Living Ghost Returns

 

                This is a reworking of Living Ghost, which appeared on my album 1+1=1 (2000). At the time I was writing the piece I was working and performing with vocalist Maoko Hasegawa aka MC Mao aka Ursa Minor. We improvised with the material, finding ways to switch between the 2 tempos or "gears" in the piece in such a way that we wouldn't lose the pulse for the audience. At one performance in Japan she became suddenly and alarmingly agitated in the faster section of the tune - screaming “HAIGHTIES WERE LIVING GHOSTS” in mantra-like repetition. I took the piece down to the lower tempo and calmed the music. Ashen faced she began to rap to the enthralled audience the story of her brush with the Haighties...

                When Maoko was living in San Francisco she was involved in the confused and twilight world of the Haight St. drug scene. Haight St. was home to the Grateful Dead, the Flower Children, the original Psychedelic Shop, and was the epicentre of the Summer of Love in 1967. It has become a Mecca for the world's hippies and minor drug users since. A scene such as this, rich in acid and weed-fuelled paranoia, is fertile ground for gossip, conspiracies and horror stories. Maoko had heard tales of a Hippy Death Cult - the Haighties. Back in the 70's they'd managed to blur the line between life and death itself and now their malign spirits could cross over into reality as brainless undead hippies. When you know they are there you can see them any night of the week, vacantly wandering up and down Haight St. trying to score. But worse still is that being free loving selfish children of the bong they will try to have sex whenever and wherever and with whatever they can. It's best to sleep with one eye open because they will come to you as an Incubus. Worse still, a Haighty once managed to seduce a woman - and after he impregnated her he revealed himself as the undead - a living ghost. For Maoko, a teenager from Kumamoto alone on the streets of San Francisco with a head full of cheap drugs this was reality.

                I recorded the original version of Living Ghost in 1999 - but I was never convinced that I had really done justice to Maoko's story. There was too much of my original idea for the piece and not enough focus on the story telling. So 10 years later it was time for Living Ghost Returns.

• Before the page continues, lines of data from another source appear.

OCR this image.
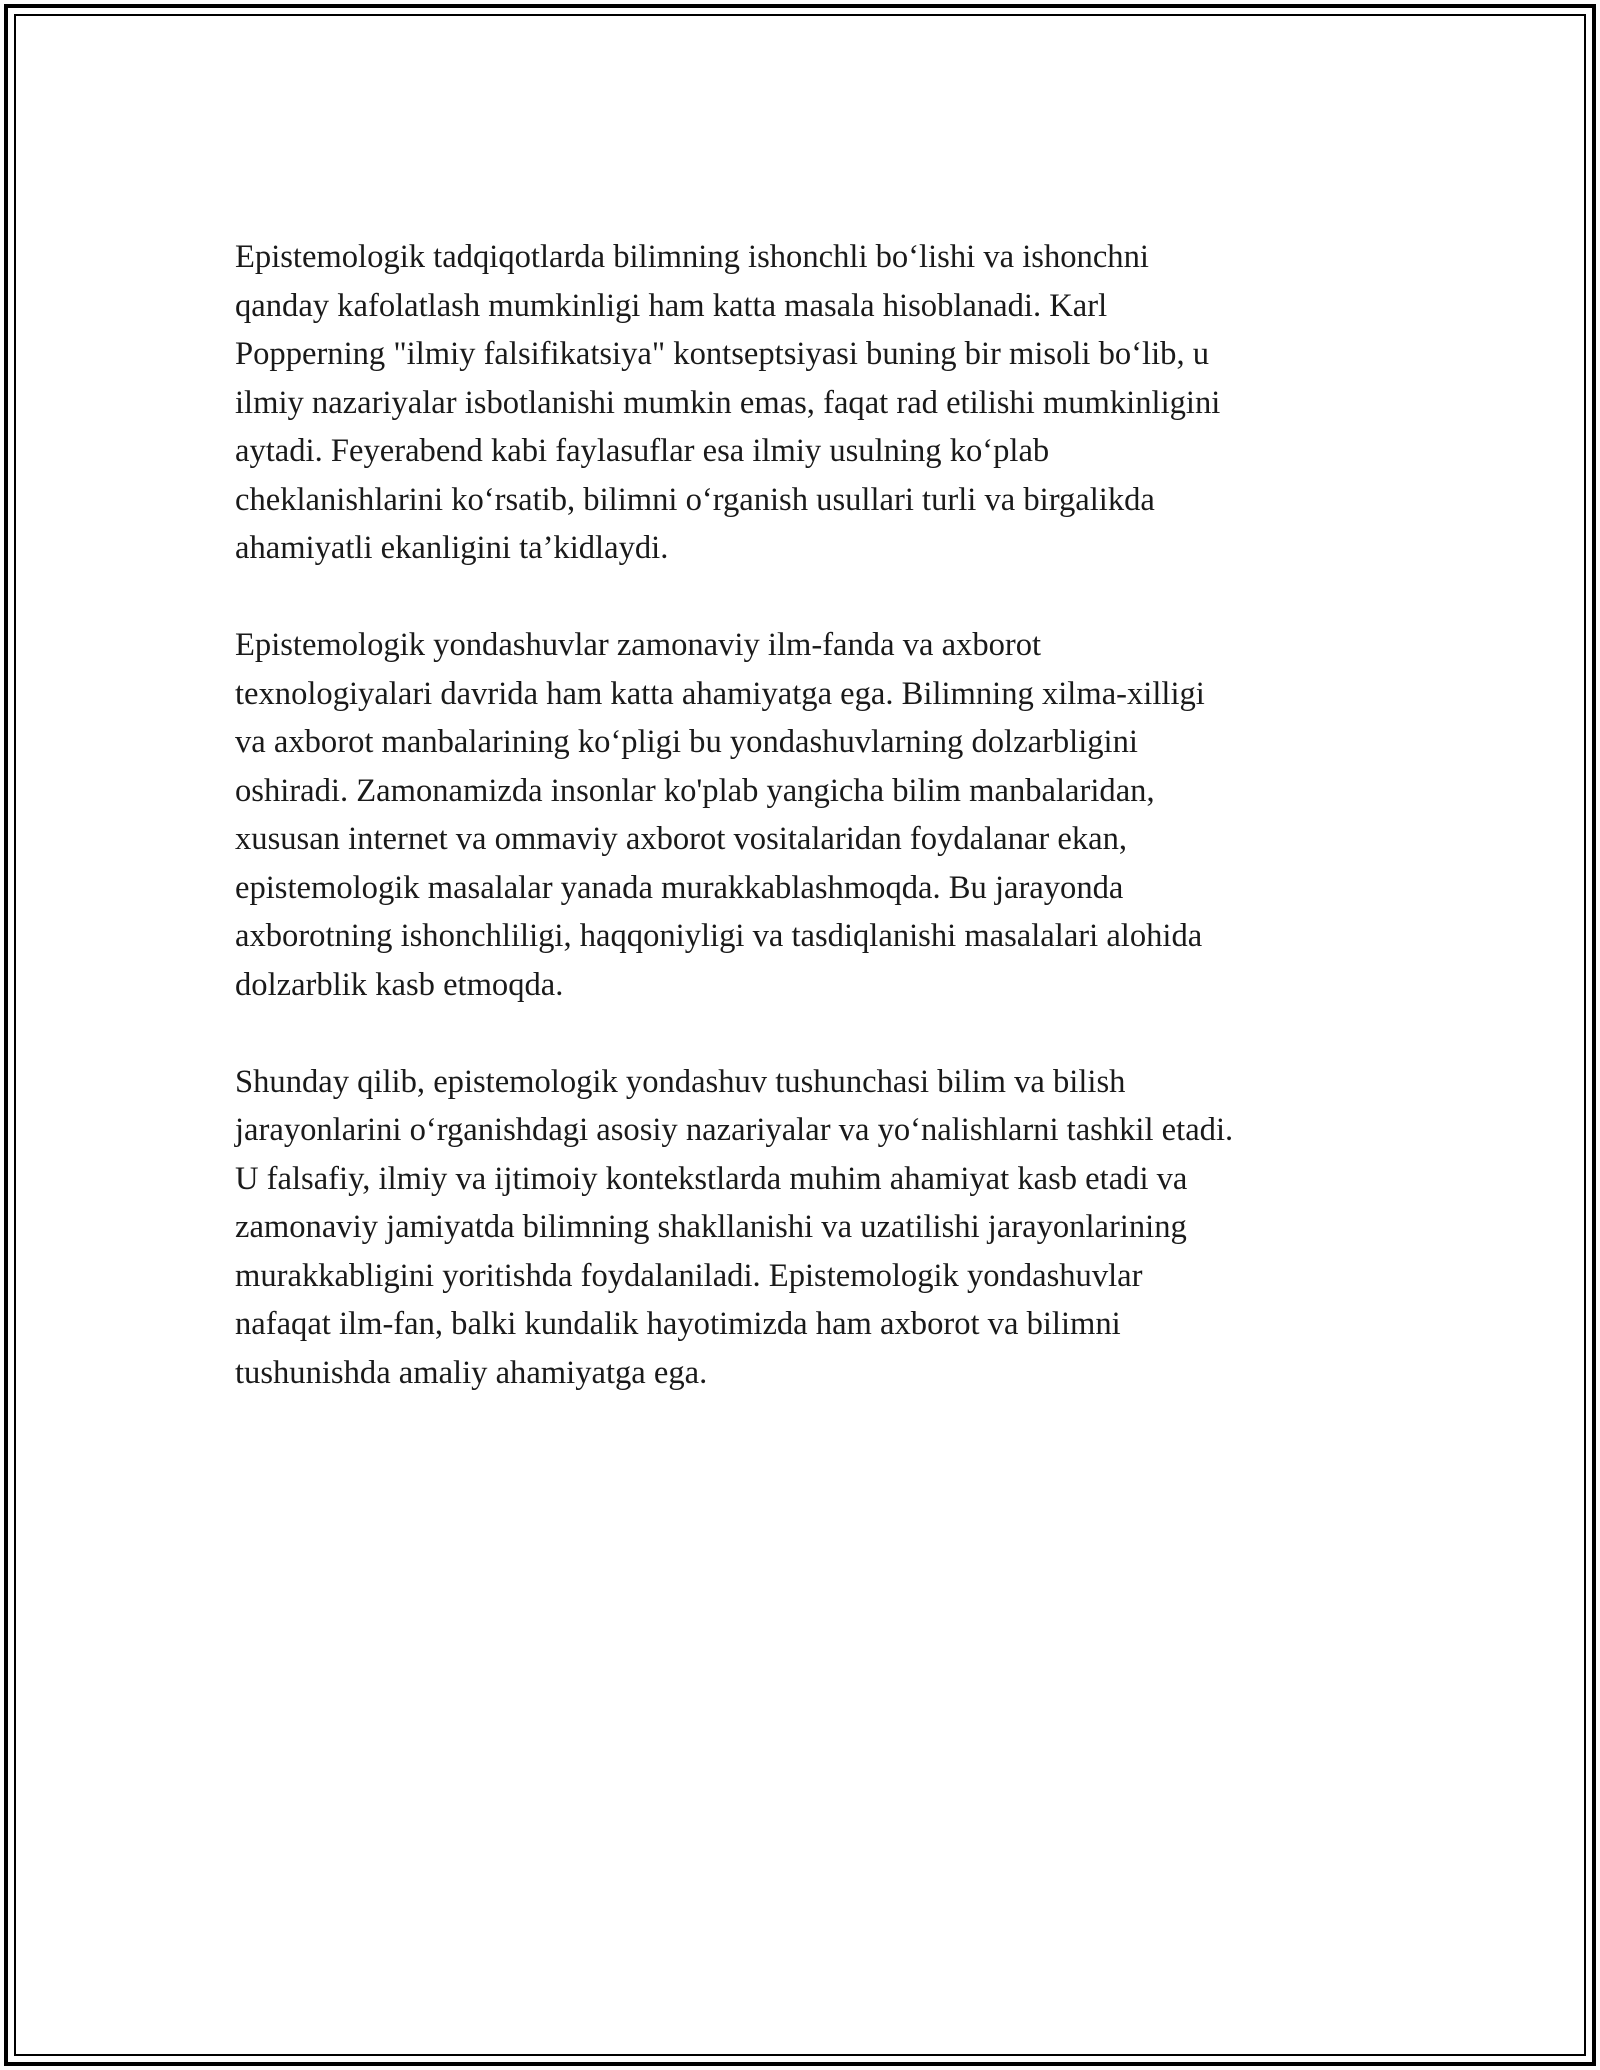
Epistemologik tadqiqotlarda bilimning ishonchli bo‘lishi va ishonchni
qanday kafolatlash mumkinligi ham katta masala hisoblanadi. Karl
Popperning "ilmiy falsifikatsiya" kontseptsiyasi buning bir misoli bo‘lib, u
ilmiy nazariyalar isbotlanishi mumkin emas, faqat rad etilishi mumkinligini
aytadi. Feyerabend kabi faylasuflar esa ilmiy usulning ko‘plab
cheklanishlarini ko‘rsatib, bilimni o‘rganish usullari turli va birgalikda
ahamiyatli ekanligini ta’kidlaydi.

Epistemologik yondashuvlar zamonaviy ilm-fanda va axborot
texnologiyalari davrida ham katta ahamiyatga ega. Bilimning xilma-xilligi
va axborot manbalarining ko‘pligi bu yondashuvlarning dolzarbligini
oshiradi. Zamonamizda insonlar ko'plab yangicha bilim manbalaridan,
xususan internet va ommaviy axborot vositalaridan foydalanar ekan,
epistemologik masalalar yanada murakkablashmoqda. Bu jarayonda
axborotning ishonchliligi, haqqoniyligi va tasdiqlanishi masalalari alohida
dolzarblik kasb etmoqda.

Shunday qilib, epistemologik yondashuv tushunchasi bilim va bilish
jarayonlarini o‘rganishdagi asosiy nazariyalar va yo‘nalishlarni tashkil etadi.
U falsafiy, ilmiy va ijtimoiy kontekstlarda muhim ahamiyat kasb etadi va
zamonaviy jamiyatda bilimning shakllanishi va uzatilishi jarayonlarining
murakkabligini yoritishda foydalaniladi. Epistemologik yondashuvlar
nafaqat ilm-fan, balki kundalik hayotimizda ham axborot va bilimni
tushunishda amaliy ahamiyatga ega.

                I began by reworking and improving upon the aspects of the original material I wanted to retain - the 2-speed groove, Ian Dixon's trumpet, the eeriness of the atmosphere and the screaming violins. Then I set about adding new flesh to these bones - elements that are more related to the story. I enlisted the help of guitar hero Jörg Lehnardt to produce a cloud of guitar solos. His exhaustive knowledge of guitar technique and sound means that he could play almost endless solos over the piece - each one redolent of another era, or guitarist. Then I reworked the double-tempo section of the piece by building up with Mike Bennett, instrument by instrument, a full-scale Latin percussion section. A samba band made up of clones parading up and down Haight St. for the entertainment of the dancing dead.


My vision of the Haighties is of a legion of semi-decomposed Jimi Hendrixes, Carlos Santanas and Jerry Garcias all playing air guitar solos, rolling spliffs and attempting to couple with all the living flesh they can find in an orgy of acid, sex and death. Their dreamcatchers filled with the endless writhing of a parallel world of stinking brainless hippy selfism and escape. The visual riches of psychadelia and 70's excess co-joined with necrophilia and the undead are there to be plundered.